Boeing officials met with Governor Gary Herbert last week to discuss the possibility of constructing a new production facility in Utah. This new facility would specialize in the production of Boeing 777 jets, scores of which have been ordered in Dubai this week. Many of the planes were purchased by expanding Middle East-based airlines, such as Emirates.

Boeing already has a presence in Utah. The company has a facility in Salt Lake City for manufacture and assembly of parts for the 787-9 Dreamliner. In addition, a plant in West Jordan was purchased this year, also allocated for Dreamliner component production. According to Boeing’s own data, the company employs over 800 Utahns.

Following last week’s meeting, Governor Herbert was enthusiastic about the prospect of Boeing expanding its operations in Utah.
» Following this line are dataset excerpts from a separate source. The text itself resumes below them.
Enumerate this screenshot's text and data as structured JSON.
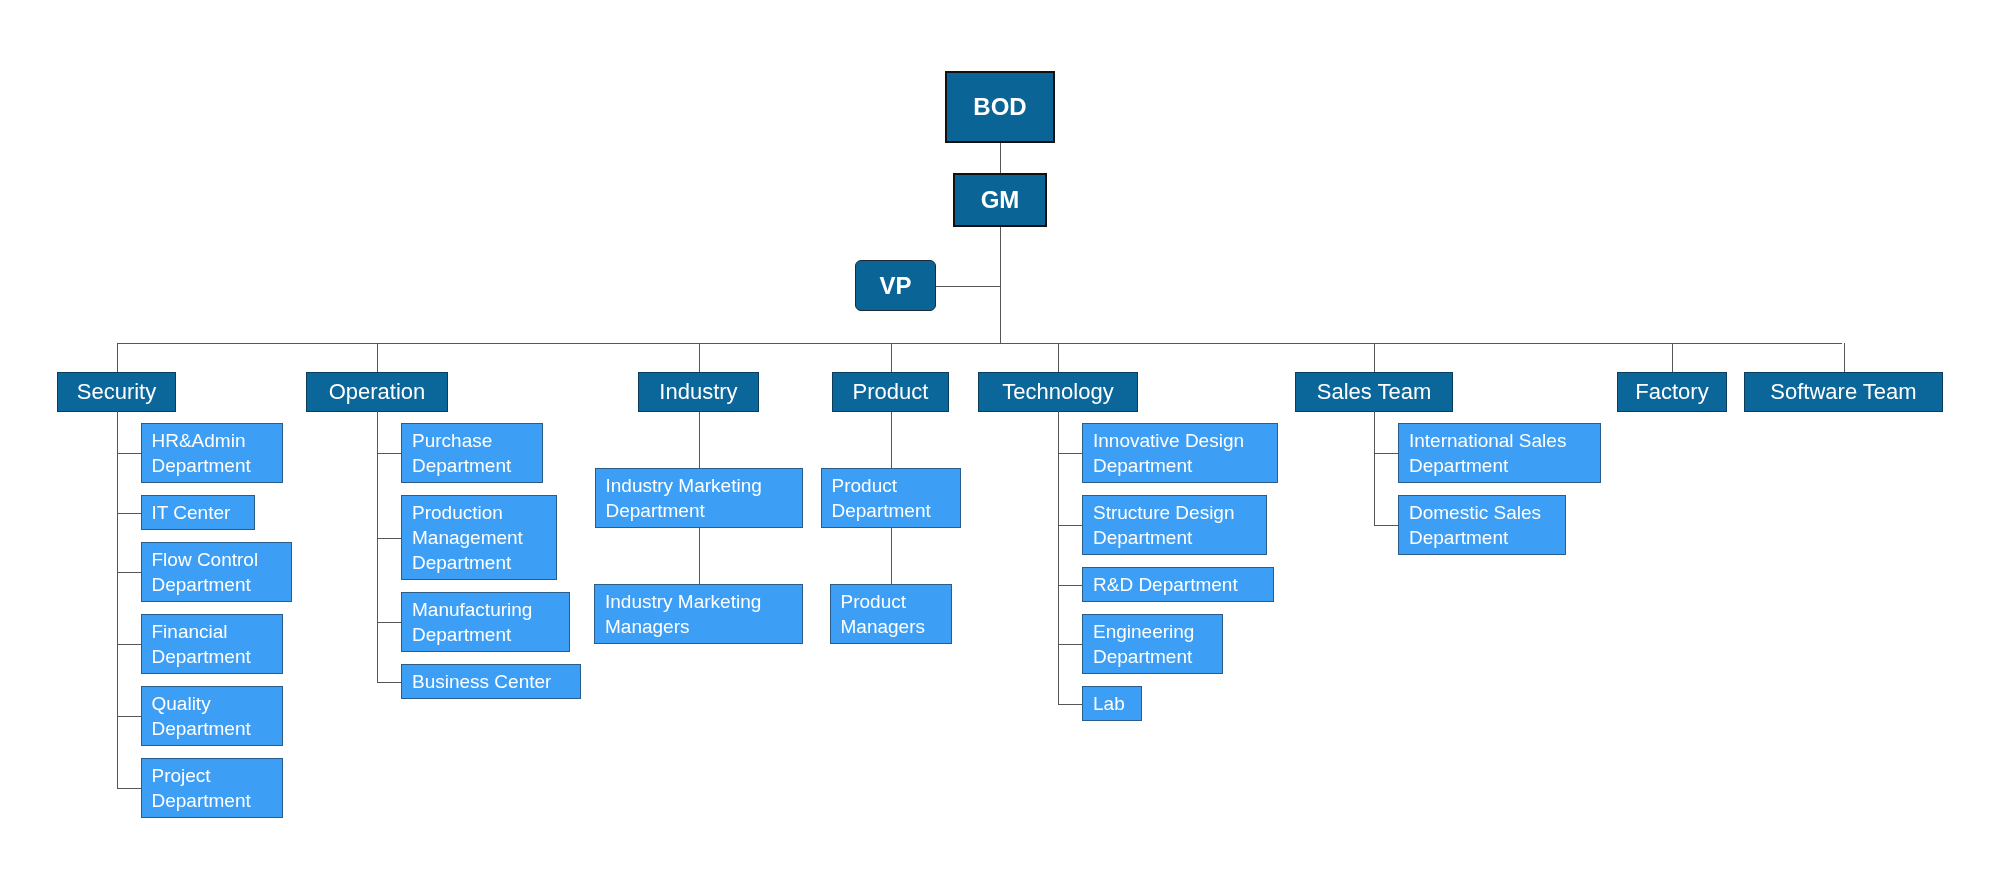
{
  "top": [
    {
      "label": "BOD"
    },
    {
      "label": "GM"
    }
  ],
  "assistant": {
    "label": "VP"
  },
  "departments": [
    {
      "label": "Security",
      "kind": "list",
      "children": [
        {
          "label": "HR&Admin Department"
        },
        {
          "label": "IT Center"
        },
        {
          "label": "Flow Control Department"
        },
        {
          "label": "Financial Department"
        },
        {
          "label": "Quality Department"
        },
        {
          "label": "Project Department"
        }
      ]
    },
    {
      "label": "Operation",
      "kind": "list",
      "children": [
        {
          "label": "Purchase Department"
        },
        {
          "label": "Production Management Department"
        },
        {
          "label": "Manufacturing Department"
        },
        {
          "label": "Business Center"
        }
      ]
    },
    {
      "label": "Industry",
      "kind": "chain",
      "children": [
        {
          "label": "Industry Marketing Department"
        },
        {
          "label": "Industry Marketing Managers"
        }
      ]
    },
    {
      "label": "Product",
      "kind": "chain",
      "children": [
        {
          "label": "Product Department"
        },
        {
          "label": "Product Managers"
        }
      ]
    },
    {
      "label": "Technology",
      "kind": "list",
      "children": [
        {
          "label": "Innovative Design Department"
        },
        {
          "label": "Structure Design Department"
        },
        {
          "label": "R&D Department"
        },
        {
          "label": "Engineering Department"
        },
        {
          "label": "Lab"
        }
      ]
    },
    {
      "label": "Sales Team",
      "kind": "list",
      "children": [
        {
          "label": "International Sales Department"
        },
        {
          "label": "Domestic Sales Department"
        }
      ]
    },
    {
      "label": "Factory"
    },
    {
      "label": "Software Team"
    }
  ]
}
In a statement, the governor said, “I am grateful for the partnership Utah has with Boeing and I appreciate the interest in growing the existing Utah operation. One of the country’s best businesses expanding in one of the country’s best places for business makes a lot of sense for many reasons.”

When reached for comment, a representative from the Governor’s Office of Economic Development shared the governor’s enthusiasm, but said they can’t elaborate further until state officials discuss more specifics with Boeing.

What could be an economic coup for Utah would be a bust for the state of Washington. Boeing tried to reach an agreement with unions at their Seattle-area facilities, but was unable to do so. In lieu of this dispute, Boeing is looking elsewhere to manufacture the 777.

According to Boeing CEO Jim McNerney, the company will decide on a site to produce 777 jets in two to three months.